Configure two active tunnels using VTI interfaces

Establish the IPsec tunnel using Virtual Tunnel Interfaces (VTI).

Before you begin

Create an IKEv2 profile, a transform set and two access-lists.

This technique relies on using policy-based routing over VTI interfaces and creating dummy subnets that are used to force web traffic to be routed into the appropriate tunnel interface.

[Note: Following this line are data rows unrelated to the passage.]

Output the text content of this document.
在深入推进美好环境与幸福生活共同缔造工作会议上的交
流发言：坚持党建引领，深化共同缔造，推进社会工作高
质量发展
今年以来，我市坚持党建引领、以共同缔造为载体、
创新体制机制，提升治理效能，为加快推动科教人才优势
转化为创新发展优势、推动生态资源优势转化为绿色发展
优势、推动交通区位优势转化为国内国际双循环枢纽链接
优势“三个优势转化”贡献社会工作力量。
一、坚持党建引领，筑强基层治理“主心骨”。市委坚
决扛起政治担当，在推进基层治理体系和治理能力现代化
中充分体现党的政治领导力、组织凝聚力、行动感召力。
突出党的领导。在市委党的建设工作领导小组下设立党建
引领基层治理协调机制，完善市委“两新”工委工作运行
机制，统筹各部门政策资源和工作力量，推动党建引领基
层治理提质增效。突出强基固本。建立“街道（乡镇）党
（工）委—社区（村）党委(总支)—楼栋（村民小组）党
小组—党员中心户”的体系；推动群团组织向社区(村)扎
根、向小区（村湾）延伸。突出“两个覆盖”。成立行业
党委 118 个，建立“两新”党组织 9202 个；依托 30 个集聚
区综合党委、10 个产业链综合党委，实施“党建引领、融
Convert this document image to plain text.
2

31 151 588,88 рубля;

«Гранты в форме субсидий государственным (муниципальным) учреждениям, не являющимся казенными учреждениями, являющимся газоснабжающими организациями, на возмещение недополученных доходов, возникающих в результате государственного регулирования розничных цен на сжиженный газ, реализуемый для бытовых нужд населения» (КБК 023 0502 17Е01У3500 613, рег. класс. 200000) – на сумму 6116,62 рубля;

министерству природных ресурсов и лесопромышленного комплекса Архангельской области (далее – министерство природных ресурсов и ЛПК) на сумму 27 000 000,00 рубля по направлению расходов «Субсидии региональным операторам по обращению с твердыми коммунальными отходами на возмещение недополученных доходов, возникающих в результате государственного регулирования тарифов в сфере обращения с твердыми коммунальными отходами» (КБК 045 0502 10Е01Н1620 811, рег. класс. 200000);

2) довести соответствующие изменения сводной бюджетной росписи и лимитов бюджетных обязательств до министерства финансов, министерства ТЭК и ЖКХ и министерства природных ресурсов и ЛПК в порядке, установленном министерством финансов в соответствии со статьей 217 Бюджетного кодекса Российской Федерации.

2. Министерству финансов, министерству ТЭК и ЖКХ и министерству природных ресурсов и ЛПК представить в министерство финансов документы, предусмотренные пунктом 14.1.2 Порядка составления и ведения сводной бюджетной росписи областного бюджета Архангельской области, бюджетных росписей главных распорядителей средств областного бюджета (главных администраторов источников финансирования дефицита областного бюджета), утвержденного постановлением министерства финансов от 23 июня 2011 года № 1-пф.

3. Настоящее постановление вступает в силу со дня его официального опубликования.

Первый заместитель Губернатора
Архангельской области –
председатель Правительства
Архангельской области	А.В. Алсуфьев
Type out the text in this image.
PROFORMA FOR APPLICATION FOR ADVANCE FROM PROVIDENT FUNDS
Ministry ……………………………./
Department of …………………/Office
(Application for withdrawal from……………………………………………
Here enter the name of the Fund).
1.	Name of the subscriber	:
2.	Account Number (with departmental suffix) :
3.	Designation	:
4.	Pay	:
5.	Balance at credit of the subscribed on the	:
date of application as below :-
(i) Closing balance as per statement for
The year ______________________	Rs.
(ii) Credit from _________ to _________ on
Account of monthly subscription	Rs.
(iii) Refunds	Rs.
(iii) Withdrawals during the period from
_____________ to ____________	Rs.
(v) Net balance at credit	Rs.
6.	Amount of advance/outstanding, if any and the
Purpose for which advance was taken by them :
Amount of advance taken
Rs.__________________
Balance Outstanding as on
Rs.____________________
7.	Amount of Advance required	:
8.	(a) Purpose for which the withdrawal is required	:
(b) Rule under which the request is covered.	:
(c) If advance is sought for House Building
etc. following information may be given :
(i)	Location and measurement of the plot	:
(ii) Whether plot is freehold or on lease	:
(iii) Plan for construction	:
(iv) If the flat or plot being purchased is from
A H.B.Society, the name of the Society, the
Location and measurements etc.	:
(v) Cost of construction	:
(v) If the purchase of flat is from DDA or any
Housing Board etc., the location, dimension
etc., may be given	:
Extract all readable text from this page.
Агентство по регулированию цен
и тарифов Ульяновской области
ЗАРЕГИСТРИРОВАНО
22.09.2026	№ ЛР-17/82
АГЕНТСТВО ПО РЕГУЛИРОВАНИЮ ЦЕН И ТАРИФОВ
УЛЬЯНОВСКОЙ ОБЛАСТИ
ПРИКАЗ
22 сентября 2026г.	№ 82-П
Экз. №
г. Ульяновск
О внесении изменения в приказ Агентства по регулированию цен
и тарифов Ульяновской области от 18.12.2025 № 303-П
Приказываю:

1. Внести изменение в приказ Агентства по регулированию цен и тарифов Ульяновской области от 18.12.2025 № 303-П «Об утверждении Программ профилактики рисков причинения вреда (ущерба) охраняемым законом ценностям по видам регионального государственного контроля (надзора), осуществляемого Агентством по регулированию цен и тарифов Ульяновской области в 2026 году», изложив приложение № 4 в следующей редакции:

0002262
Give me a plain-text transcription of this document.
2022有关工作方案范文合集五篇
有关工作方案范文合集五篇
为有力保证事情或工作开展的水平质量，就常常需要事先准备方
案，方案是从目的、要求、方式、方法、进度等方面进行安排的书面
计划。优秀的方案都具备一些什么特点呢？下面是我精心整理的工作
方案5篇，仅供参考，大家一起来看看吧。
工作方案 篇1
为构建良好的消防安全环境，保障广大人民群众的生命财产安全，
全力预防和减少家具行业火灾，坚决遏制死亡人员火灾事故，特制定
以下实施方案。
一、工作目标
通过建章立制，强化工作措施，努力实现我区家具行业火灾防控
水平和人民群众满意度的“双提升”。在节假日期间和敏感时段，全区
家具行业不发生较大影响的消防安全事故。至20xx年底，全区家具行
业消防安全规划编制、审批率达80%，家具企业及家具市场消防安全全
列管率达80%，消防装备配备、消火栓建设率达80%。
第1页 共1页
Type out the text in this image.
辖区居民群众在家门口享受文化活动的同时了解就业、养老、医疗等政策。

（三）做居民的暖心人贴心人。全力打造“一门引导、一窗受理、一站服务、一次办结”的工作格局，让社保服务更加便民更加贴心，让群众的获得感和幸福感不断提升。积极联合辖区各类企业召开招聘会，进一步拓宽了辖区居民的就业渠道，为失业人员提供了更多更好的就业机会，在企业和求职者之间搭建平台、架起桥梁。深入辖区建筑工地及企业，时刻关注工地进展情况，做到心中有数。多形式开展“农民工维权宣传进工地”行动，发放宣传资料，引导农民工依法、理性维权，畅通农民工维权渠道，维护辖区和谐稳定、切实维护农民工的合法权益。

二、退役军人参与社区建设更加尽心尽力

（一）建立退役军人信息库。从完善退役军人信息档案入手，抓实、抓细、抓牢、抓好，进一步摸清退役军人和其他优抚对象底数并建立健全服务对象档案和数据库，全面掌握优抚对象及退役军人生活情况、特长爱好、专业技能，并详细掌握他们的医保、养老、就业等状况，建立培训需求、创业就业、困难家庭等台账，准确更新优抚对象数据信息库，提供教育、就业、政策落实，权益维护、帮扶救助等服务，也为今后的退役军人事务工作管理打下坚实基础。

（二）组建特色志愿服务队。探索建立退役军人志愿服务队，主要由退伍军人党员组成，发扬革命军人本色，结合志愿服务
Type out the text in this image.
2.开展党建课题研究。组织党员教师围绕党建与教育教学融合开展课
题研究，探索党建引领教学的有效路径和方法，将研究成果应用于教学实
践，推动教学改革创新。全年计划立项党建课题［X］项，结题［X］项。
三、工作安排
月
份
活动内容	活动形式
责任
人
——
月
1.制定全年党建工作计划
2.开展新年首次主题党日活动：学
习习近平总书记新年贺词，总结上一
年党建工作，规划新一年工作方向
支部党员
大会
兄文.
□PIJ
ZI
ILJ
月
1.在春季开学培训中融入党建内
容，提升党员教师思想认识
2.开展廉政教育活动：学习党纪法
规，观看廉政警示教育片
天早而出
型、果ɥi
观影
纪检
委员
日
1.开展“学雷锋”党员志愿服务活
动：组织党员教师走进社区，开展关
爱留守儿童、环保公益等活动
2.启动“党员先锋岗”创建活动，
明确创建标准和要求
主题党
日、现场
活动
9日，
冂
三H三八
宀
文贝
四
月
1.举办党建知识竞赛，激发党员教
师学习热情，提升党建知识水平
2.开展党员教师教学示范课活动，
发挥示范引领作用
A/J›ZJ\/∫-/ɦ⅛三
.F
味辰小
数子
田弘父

The dummy subnets need to be a minimum of /30 in size to provide two usable interface addresses. One address is allocated to the VTI interface and the other is used in the policy-based routing configuration to represent the Forcepoint ONE SSE data center. For example, assume that 192.168.254.0/30 and 192.168.254.4/30 are two unused /30 blocks within your internal address plan. This would allow the following addressing to be used on the ISR:

  • dummy_subnet1_ip1 — 192.168.254.1
  • dummy_subnet1_ip2 — 192.168.254.2
  • dummy_subnet2_ip1 — 192.168.254.5
  • dummy_subnet2_ip2 — 192.168.254.6

Steps

  1. Create an IPsec profile and associate the transform set and IKEv2 profile that you created.
    1. Enter an IPsec profile name for the IPsec tunnels:
      crypto ipsec profile <IPsec profile Name>
    2. Enter the transform set you defined for the IPsec tunnels:
      set transform-set <Transform Set Name>
    3. Enter the IKEv2 profile name you configured for the IPsec tunnels:
      set ikev2-profile <IKEv2 Profile Name>
  2. Create primary tunnel interface, configure the tunnel source and destination IP addresses, and associate the IPsec profile:
    1. Create your primary tunnel interface with an ID:
      interface <Primary Tunnel Interface>
    2. Enter a local IP address for the interface.
      ip address <dummy_subnet1_ip1>
    3. Set the tunnel source interface, that is the egress IP of the edge device.
      tunnel source <public_egress_IP>
    4. Define the tunnel mode:
      tunnel mode ipsec ipv4
    5. Set the tunnel destination IP address of the primary data center, which you can find in tunnel Setup Info dialog:
      tunnel destination <Primary_destination_address>
    6. Enter the profile name you configured for the IPsec tunnels:
      tunnel protection ipsec profile <IPsec Profile Name>
  3. Create secondary tunnel interface, configure the tunnel source and destination IP addresses, and associate the IPsec profile:
    1. Create your secondary tunnel interface with an ID:
      interface <secondary Tunnel Interface>
    2. Enter a local IP address for the interface.
      ip address <dummy_subnet2_ip1>
    3. Set the tunnel source interface, that is the egress IP of the edge device.
      tunnel source <public_egress_IP>
    4. Define the tunnel mode:
      tunnel mode ipsec ipv4
    5. Set the tunnel destination IP address of the secondary data center, which you can find in tunnel Setup Info dialog:
      tunnel destination <Secondary_destination_address>
    6. Enter the profile name you configured for the IPsec tunnels:
      tunnel protection ipsec profile <IPsec Profile Name>
  4. Create route-maps, set the tunnel interfaces, and associate the access-list that you created.
    1. Define a route map to match traffic against:
      route-map <Route Map Name> permit 10
    2. Assign the access-list to the route map you created:
      match ip address <access_list_number>
    3. Set IP next-hop:
      set ip next-hop <dummy_subnet1_ip2> <dummy_subnet2_ip2>
  5. Associate route-map to the incoming interface.